Album Review: Goodluck Jonathan – This is Our Way Out

By on Tuesday, 26th July 2011 at 2:00 pm

Depending on how up to date you are on African politics, this may or may not be the review you are looking for. Sharing their name with the current Nigerian President, Goodluck Jonathan are a five-piece from Brighton who have just released their debut album ‘This is Our Way Out’. The reason a genre hasn’t been mentioned yet is because they’re too hard to pin down, throughout the debut LP there’s enough musical influences to pick out you could form the world’s greatest supergroup.

Perhaps the reason for the change in style throughout the album is because it’s a collection of the band’s past three EPs, three different recordings from various periods of the band’s musical influences. But what could be deemed a disjointed mesh of music, is in fact a very interesting listen. Album opener ‘Bruises Disappear’ sets the mood with a progressive melody and a distorted news report before the sound balloons and expands until you’re sucked in to the catchy groove and brilliant vocals. Akin to the likes of CKY with elements of At the Drive-In, it’s a faultless way to open an debut record.

However, after the previous hints of proto-metal, ‘Stranded’ has disbanded the heavier side of music and opted for an electro-indie vibe. The blippy bloppy synth and softer voice lends itself toward the ilk of Foals and Bombay Bicycle Club, but it sounds like it’s all been done before (which to an extent it has). Except for the big sounding breakdown, there’s nothing too outlandish and original. The album continues in this way of peaks and troughs for the duration, but luckily with more peaks. As well as the quality at times fluctuating, the style is much more erratic. Whether it’s the Placebo-esque ‘Broken Heart’ or the ‘Bearer Of Bad News’ era Enter Shikari styled ‘Away From Here’ – it’s one band’s musical journey into finding their own sound – one which is as interesting as it is enjoyable.

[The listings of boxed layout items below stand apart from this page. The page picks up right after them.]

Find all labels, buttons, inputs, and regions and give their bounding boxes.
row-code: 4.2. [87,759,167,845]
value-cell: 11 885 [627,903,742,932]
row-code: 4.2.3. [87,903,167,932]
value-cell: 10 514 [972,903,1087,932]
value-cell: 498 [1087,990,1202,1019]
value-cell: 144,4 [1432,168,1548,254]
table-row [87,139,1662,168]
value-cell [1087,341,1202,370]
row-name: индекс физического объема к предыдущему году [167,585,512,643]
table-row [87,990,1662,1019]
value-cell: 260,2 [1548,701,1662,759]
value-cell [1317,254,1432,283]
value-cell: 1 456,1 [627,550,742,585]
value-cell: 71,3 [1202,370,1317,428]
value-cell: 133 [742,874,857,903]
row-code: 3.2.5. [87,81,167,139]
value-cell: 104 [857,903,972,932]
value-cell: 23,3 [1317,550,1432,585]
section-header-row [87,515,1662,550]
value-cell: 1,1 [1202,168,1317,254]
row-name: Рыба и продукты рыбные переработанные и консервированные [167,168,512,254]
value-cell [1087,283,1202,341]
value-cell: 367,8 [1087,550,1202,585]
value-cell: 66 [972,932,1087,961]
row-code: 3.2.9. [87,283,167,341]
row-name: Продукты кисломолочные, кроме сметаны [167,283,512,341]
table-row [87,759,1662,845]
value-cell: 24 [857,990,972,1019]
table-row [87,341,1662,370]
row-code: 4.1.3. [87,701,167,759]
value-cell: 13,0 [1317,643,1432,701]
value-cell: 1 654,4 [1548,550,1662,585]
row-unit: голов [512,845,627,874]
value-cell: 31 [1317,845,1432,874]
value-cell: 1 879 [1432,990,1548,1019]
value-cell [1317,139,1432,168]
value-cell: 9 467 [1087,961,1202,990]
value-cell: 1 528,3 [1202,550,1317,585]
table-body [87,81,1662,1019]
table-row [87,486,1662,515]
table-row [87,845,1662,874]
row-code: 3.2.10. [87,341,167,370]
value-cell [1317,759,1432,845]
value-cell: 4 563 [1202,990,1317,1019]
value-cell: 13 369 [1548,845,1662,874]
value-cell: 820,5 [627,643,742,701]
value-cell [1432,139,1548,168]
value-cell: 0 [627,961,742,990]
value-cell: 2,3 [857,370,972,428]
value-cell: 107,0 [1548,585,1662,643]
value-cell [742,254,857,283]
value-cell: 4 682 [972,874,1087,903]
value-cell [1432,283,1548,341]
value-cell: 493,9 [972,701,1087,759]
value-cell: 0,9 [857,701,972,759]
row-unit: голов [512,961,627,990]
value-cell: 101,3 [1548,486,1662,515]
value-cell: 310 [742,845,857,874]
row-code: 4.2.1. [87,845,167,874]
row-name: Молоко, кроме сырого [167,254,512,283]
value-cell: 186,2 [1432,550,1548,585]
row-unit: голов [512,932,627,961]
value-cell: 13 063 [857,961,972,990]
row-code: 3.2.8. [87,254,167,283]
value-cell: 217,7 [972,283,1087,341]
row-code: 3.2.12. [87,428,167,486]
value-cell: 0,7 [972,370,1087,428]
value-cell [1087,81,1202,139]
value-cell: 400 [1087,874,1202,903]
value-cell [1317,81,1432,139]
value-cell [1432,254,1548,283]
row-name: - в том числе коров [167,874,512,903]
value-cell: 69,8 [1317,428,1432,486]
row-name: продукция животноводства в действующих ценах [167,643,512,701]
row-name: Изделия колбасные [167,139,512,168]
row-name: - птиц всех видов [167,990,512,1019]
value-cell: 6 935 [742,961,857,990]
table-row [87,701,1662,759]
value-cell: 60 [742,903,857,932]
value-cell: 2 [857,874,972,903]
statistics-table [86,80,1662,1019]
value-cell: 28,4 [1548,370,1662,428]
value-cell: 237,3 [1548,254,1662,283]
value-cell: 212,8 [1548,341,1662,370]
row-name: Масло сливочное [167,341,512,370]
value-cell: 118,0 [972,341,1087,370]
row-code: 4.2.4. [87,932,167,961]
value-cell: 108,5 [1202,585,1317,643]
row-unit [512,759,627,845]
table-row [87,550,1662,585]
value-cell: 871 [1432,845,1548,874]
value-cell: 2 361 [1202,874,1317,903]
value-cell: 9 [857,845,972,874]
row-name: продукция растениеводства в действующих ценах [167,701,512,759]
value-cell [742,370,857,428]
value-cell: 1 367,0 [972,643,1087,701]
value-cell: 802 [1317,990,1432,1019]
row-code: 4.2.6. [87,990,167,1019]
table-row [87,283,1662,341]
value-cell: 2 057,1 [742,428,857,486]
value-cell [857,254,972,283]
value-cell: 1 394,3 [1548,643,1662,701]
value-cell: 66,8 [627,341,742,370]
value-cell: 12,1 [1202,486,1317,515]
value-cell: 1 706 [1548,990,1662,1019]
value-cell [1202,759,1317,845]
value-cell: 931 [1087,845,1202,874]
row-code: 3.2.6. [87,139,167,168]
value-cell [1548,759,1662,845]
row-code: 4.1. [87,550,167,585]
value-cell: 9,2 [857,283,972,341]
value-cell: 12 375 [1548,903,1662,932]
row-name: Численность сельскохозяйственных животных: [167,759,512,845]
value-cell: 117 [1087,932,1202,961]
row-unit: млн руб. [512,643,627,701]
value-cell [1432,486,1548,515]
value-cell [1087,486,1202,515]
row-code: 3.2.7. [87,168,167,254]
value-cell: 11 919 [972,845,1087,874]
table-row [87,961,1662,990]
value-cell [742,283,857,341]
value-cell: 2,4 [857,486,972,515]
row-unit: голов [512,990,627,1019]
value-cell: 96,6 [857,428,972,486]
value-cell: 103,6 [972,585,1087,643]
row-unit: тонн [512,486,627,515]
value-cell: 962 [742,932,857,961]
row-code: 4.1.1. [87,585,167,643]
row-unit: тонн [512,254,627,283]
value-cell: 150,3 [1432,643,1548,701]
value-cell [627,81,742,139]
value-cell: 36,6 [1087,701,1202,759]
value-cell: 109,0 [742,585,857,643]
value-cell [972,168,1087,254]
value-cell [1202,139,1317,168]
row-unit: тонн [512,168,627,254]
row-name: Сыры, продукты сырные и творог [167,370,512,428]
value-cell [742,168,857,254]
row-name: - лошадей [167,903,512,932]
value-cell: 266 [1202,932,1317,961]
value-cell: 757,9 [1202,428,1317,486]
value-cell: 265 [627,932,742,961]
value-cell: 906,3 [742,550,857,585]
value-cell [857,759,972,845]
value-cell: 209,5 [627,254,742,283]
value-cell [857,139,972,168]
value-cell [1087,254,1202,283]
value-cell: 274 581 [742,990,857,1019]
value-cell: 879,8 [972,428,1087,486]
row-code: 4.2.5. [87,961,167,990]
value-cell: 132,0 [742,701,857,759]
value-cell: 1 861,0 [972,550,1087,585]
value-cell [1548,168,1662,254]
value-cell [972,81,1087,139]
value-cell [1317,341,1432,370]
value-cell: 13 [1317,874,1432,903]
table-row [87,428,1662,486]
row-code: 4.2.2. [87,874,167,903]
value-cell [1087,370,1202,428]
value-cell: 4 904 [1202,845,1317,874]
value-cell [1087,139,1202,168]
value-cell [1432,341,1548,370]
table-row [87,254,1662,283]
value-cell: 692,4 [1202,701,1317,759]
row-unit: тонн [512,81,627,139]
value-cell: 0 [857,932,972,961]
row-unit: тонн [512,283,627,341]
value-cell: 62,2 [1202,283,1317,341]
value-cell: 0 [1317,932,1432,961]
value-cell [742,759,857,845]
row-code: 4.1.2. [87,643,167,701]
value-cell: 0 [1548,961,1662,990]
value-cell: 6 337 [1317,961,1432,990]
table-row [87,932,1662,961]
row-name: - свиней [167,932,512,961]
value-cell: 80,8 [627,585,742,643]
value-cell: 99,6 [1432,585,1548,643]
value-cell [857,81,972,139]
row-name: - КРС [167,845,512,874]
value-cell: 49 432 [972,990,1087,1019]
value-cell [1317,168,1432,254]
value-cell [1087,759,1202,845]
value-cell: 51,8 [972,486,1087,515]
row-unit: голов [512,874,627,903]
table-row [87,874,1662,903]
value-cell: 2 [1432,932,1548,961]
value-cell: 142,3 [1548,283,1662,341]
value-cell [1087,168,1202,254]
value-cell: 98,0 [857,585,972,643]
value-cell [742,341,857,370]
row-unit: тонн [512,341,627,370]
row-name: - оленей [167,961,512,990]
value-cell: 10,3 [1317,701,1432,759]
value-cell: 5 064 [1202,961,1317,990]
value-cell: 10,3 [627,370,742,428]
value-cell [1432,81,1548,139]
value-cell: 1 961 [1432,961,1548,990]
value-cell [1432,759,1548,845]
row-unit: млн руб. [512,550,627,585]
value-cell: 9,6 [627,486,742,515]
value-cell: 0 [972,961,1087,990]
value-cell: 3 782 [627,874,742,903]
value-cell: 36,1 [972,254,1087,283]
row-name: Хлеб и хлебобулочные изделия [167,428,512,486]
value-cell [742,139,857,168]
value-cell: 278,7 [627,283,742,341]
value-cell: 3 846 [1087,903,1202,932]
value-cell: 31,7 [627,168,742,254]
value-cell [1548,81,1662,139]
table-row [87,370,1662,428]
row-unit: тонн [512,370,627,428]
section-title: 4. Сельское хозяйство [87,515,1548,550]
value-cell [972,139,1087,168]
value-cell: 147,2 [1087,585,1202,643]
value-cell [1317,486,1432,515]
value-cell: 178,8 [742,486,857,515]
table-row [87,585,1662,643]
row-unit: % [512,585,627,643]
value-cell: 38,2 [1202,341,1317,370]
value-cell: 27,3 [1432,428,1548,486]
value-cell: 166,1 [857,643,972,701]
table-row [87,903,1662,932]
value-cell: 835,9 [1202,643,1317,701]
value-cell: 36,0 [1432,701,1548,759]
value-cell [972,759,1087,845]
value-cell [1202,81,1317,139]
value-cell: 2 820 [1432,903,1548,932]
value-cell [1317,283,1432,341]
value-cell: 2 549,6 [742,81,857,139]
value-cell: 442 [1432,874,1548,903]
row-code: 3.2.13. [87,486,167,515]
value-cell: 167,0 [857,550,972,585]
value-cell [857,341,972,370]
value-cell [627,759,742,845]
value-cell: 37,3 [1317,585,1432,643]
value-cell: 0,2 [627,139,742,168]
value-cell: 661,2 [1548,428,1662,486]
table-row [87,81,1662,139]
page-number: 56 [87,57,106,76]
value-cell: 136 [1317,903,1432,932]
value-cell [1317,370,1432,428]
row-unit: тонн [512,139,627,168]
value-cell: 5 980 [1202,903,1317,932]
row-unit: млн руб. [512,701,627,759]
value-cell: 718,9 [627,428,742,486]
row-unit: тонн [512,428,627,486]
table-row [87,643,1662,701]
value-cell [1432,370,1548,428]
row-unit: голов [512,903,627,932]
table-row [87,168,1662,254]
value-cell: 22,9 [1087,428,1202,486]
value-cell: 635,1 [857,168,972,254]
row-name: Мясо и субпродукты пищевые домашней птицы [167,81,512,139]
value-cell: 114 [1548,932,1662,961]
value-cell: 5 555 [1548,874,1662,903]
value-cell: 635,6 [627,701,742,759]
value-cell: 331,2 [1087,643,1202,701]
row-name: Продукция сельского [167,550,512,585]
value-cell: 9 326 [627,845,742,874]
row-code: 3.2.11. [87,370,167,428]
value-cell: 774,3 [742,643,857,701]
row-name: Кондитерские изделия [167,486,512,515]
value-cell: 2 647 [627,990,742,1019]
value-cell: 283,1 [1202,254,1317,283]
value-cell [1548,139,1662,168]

The highlights from the Brighton noiseniks’ debut are the emotive ‘Lights Burn My Eyes’ and the big sounding stadium rock ‘Backs to the Wall’. Despite the overall genre being arguably different, the songs are bound together by the melodic guitars, rolling drums and powerful vocals – three staples which remain in tact when the feeling changes. Closer and title track ‘This is Our Way Out’ is a fantastic culmination of the majority of styles you’ve just heard. The deep sounding bass drum coupled with the haunting electro intro is similar to the Antlers, until the spoken word vocals take over. What started as another tip of the hat to electro-indie has transformed into a slower imagining of Dan Le Sac vs Scroobius Pip. It grows and swells into an almost Gorillaz style instrumental which suddenly stops.

Goodluck Jonathan have delivered a debut album which has been cherry picked from their own personal ‘best of’. Having three separate releases to choose from for the 11 track LP, the songs have been honed and crafted to the best of the band’s ability – and it shows. The hooks are catchy the lyrics are passionate and the music (although there is one or two dud tracks) shows promising signs of a much more famous band. Just give them time.


‘This is Our Way Out’ is available now from Something Nothing.